The individual should first be warned that the police will be called if they don’t leave. If they don’t then without delay leave, the police should be called. Also, if a customer physically resists removal, the police should be called and the customer removed and arrested. Tavern or club operated parking lots should have at the bare minimum of three foot-candles of lighting, calculated horizontally at the surface throughout the lot. Security employees should keep an eye on the parking lot starting at least 30 minutes before closing time, and continuing until all customers have left the property.

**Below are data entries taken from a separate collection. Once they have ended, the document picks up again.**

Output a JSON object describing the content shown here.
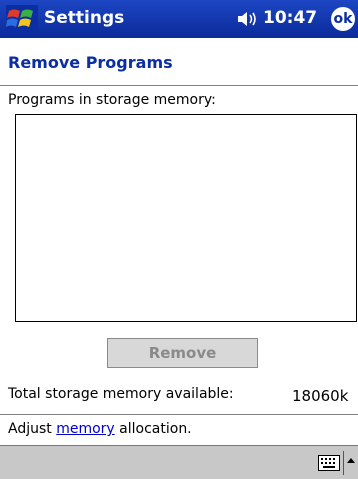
{
  "titlebar": {
    "app_title": "Settings",
    "clock": "10:47",
    "ok_label": "ok",
    "start_icon": "windows-flag-icon",
    "volume_icon": "speaker-icon"
  },
  "page": {
    "title": "Remove Programs",
    "programs_label": "Programs in storage memory:",
    "program_list_items": [],
    "remove_button_label": "Remove",
    "storage_label": "Total storage memory available:",
    "storage_value": "18060k"
  },
  "footer": {
    "adjust_prefix": "Adjust ",
    "memory_link": "memory",
    "adjust_suffix": " allocation."
  },
  "menubar": {
    "input_icon": "keyboard-icon",
    "input_arrow_icon": "chevron-up-icon"
  },
  "colors": {
    "titlebar_blue": "#0b2ea3",
    "title_text_blue": "#0b2ea3",
    "link_blue": "#0000cc",
    "disabled_gray": "#8a8a8a",
    "menubar_gray": "#c8c8c8"
  }
}
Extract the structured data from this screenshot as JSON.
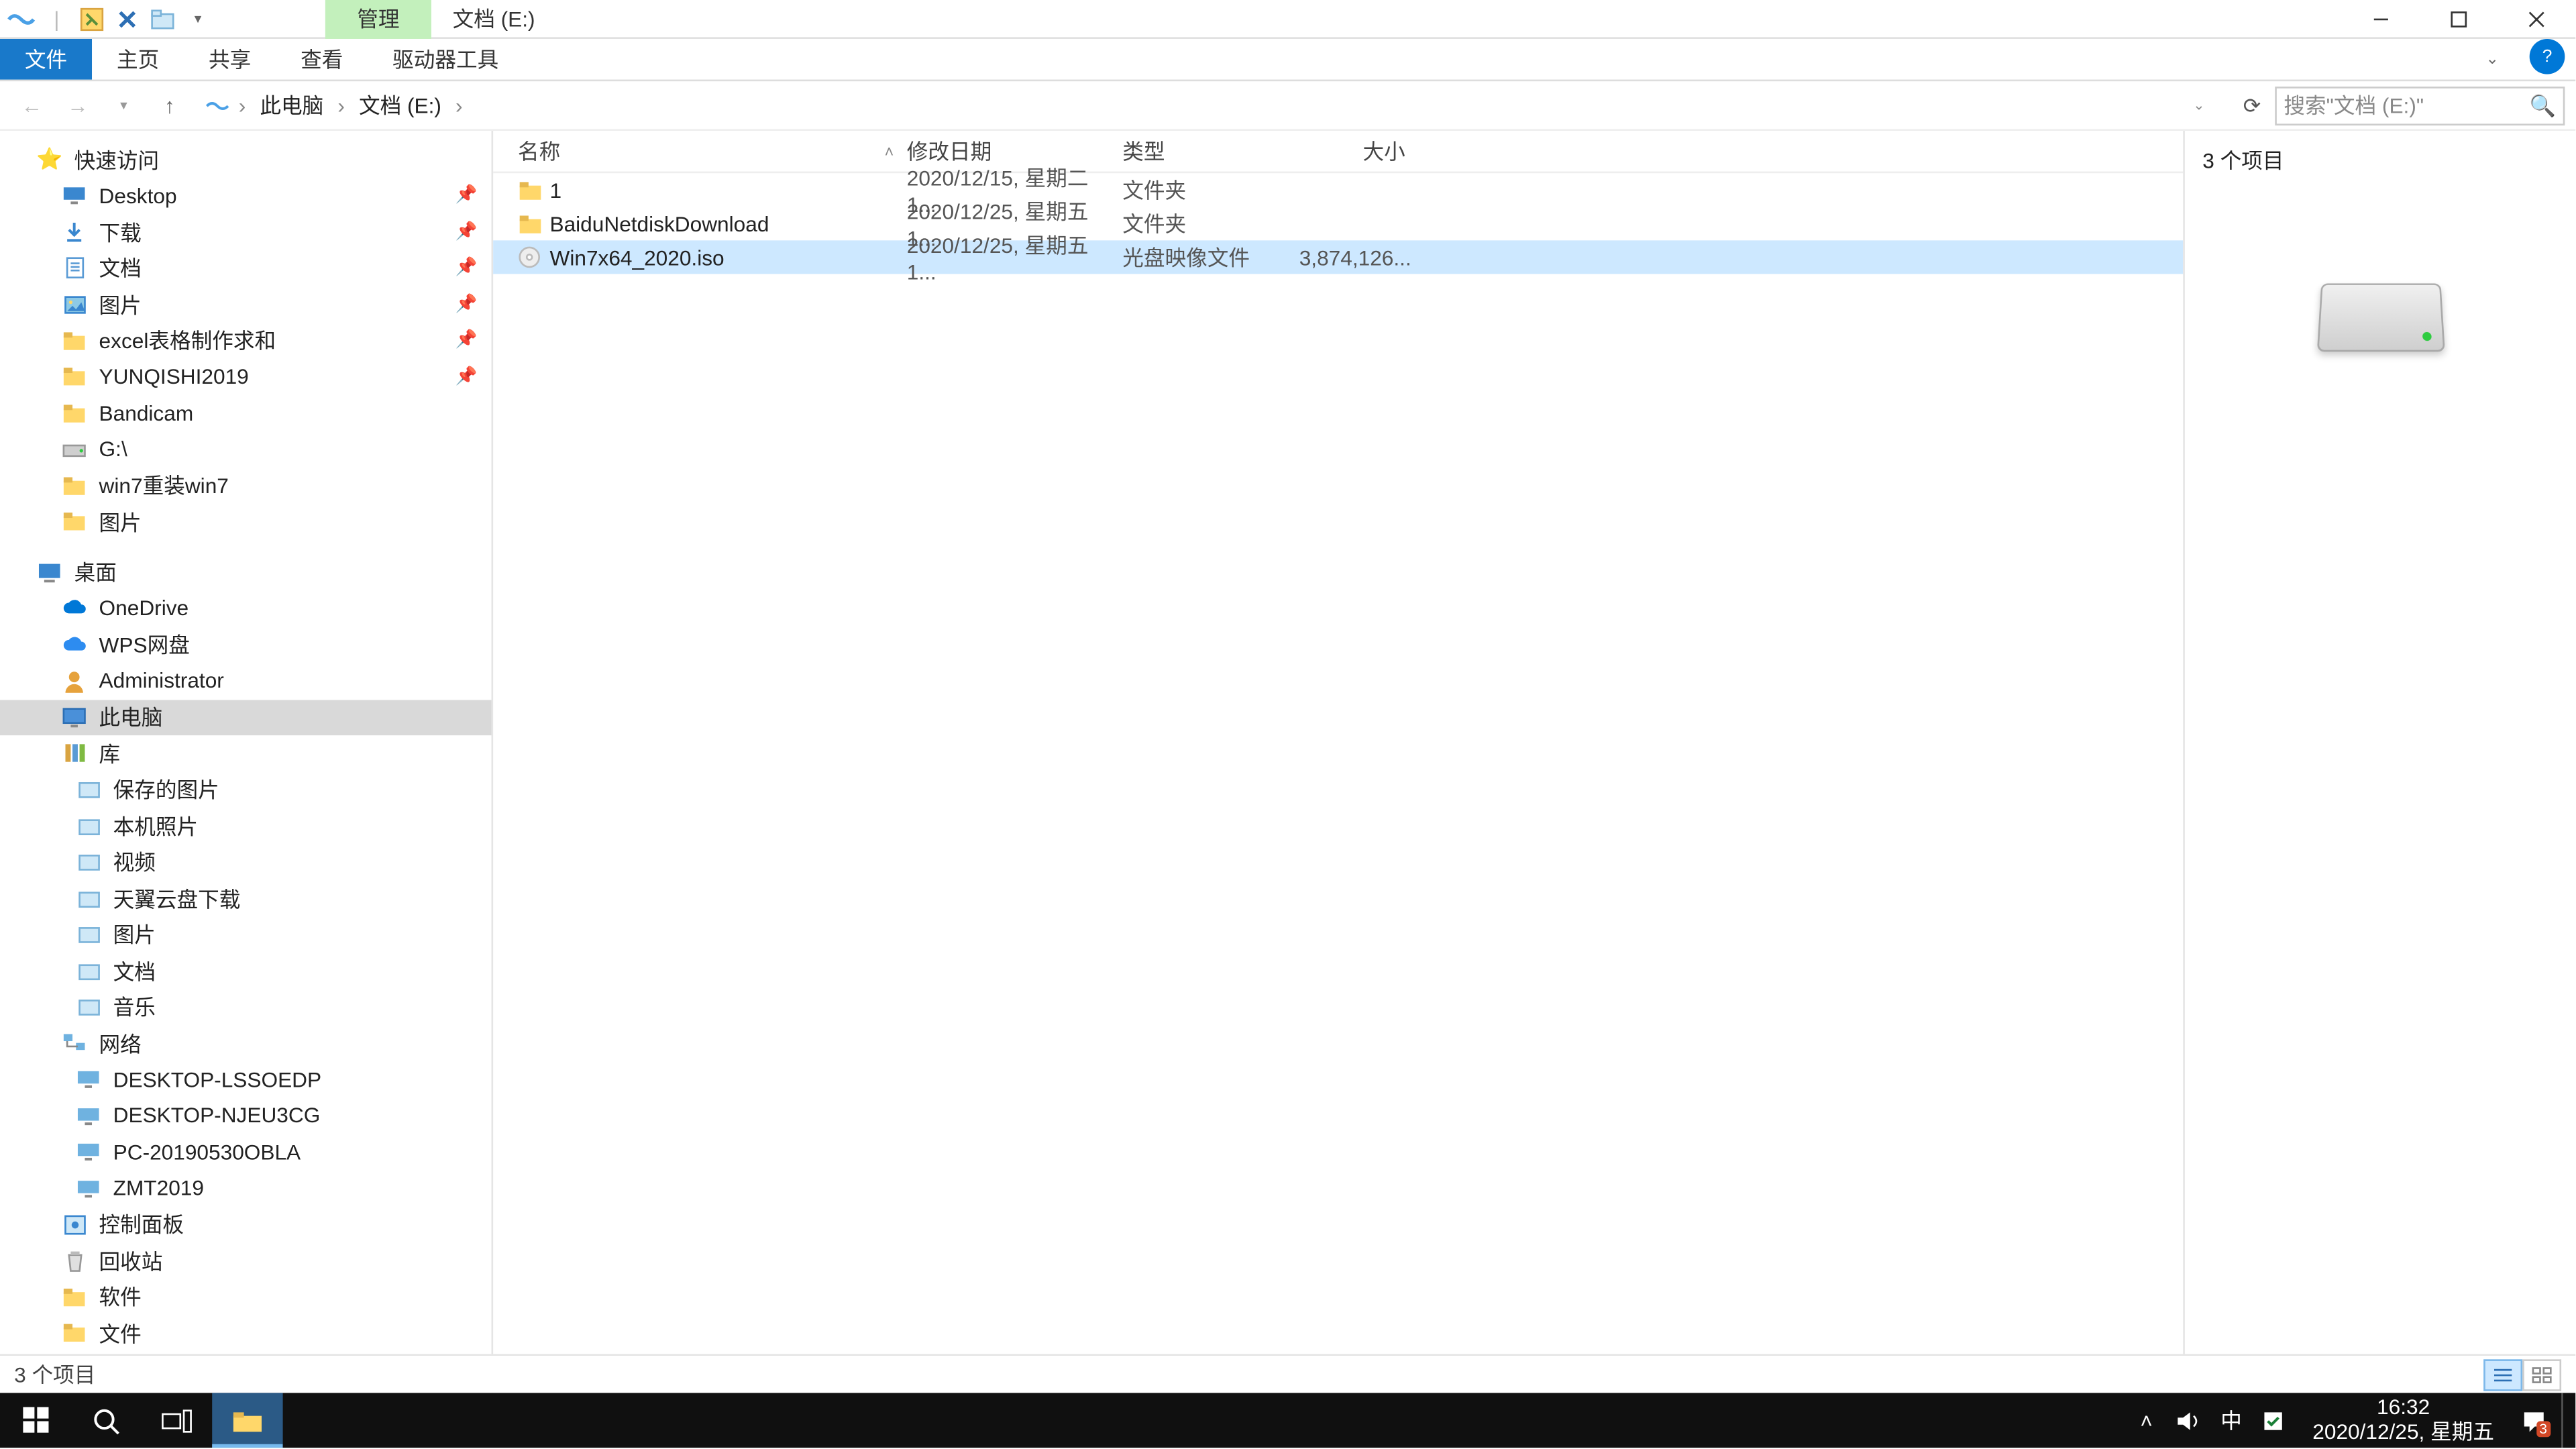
{
  "title_tab_context": "管理",
  "window_title": "文档 (E:)",
  "ribbon": {
    "file": "文件",
    "home": "主页",
    "share": "共享",
    "view": "查看",
    "drivetools": "驱动器工具"
  },
  "breadcrumbs": [
    "此电脑",
    "文档 (E:)"
  ],
  "search_placeholder": "搜索\"文档 (E:)\"",
  "columns": {
    "name": "名称",
    "date": "修改日期",
    "type": "类型",
    "size": "大小"
  },
  "files": [
    {
      "icon": "folder",
      "name": "1",
      "date": "2020/12/15, 星期二 1...",
      "type": "文件夹",
      "size": "",
      "selected": false
    },
    {
      "icon": "folder",
      "name": "BaiduNetdiskDownload",
      "date": "2020/12/25, 星期五 1...",
      "type": "文件夹",
      "size": "",
      "selected": false
    },
    {
      "icon": "iso",
      "name": "Win7x64_2020.iso",
      "date": "2020/12/25, 星期五 1...",
      "type": "光盘映像文件",
      "size": "3,874,126...",
      "selected": true
    }
  ],
  "preview_count": "3 个项目",
  "status_text": "3 个项目",
  "nav": {
    "quick": "快速访问",
    "quick_items": [
      {
        "label": "Desktop",
        "icon": "desktop",
        "pin": true
      },
      {
        "label": "下载",
        "icon": "download",
        "pin": true
      },
      {
        "label": "文档",
        "icon": "doc",
        "pin": true
      },
      {
        "label": "图片",
        "icon": "pic",
        "pin": true
      },
      {
        "label": "excel表格制作求和",
        "icon": "folder",
        "pin": true
      },
      {
        "label": "YUNQISHI2019",
        "icon": "folder",
        "pin": true
      },
      {
        "label": "Bandicam",
        "icon": "folder",
        "pin": false
      },
      {
        "label": "G:\\",
        "icon": "drive",
        "pin": false
      },
      {
        "label": "win7重装win7",
        "icon": "folder",
        "pin": false
      },
      {
        "label": "图片",
        "icon": "folder",
        "pin": false
      }
    ],
    "desktop": "桌面",
    "desktop_items": [
      {
        "label": "OneDrive",
        "icon": "cloud"
      },
      {
        "label": "WPS网盘",
        "icon": "cloud2"
      },
      {
        "label": "Administrator",
        "icon": "user"
      },
      {
        "label": "此电脑",
        "icon": "pc",
        "selected": true
      },
      {
        "label": "库",
        "icon": "lib"
      }
    ],
    "lib_items": [
      {
        "label": "保存的图片"
      },
      {
        "label": "本机照片"
      },
      {
        "label": "视频"
      },
      {
        "label": "天翼云盘下载"
      },
      {
        "label": "图片"
      },
      {
        "label": "文档"
      },
      {
        "label": "音乐"
      }
    ],
    "network": "网络",
    "network_items": [
      {
        "label": "DESKTOP-LSSOEDP"
      },
      {
        "label": "DESKTOP-NJEU3CG"
      },
      {
        "label": "PC-20190530OBLA"
      },
      {
        "label": "ZMT2019"
      }
    ],
    "extras": [
      {
        "label": "控制面板",
        "icon": "cp"
      },
      {
        "label": "回收站",
        "icon": "bin"
      },
      {
        "label": "软件",
        "icon": "folder"
      },
      {
        "label": "文件",
        "icon": "folder"
      }
    ]
  },
  "clock": {
    "time": "16:32",
    "date": "2020/12/25, 星期五"
  },
  "ime": "中",
  "action_badge": "3"
}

Incidents every now and then may blow up outside the club but it is still on the club’s property, and the security is still accountable for the customer’s safety. The visible presence of security may dishearten incidents from happening, and if by the chance is doesn’t then security is in a place to call the police and get involved as needed. If the management and club staff sustain a good relationship with the local police, it might be that the police show up around closing time to help alleviate any issues that come up. Conclusion
While lawsuits and bad publicity concerning security at nightclubs are on the rise throughout the country, they don’t have to be. If security officers follow the guidelines set down by the security manager, it will lower the chance of being sued. There are only a couple of things that we as security need to remember, that is the customer is paying for us to be here. It is the duty of the security officers to make it a safe and fun environment for them to have a good time. When the security does its job the right way, all else will fall in line.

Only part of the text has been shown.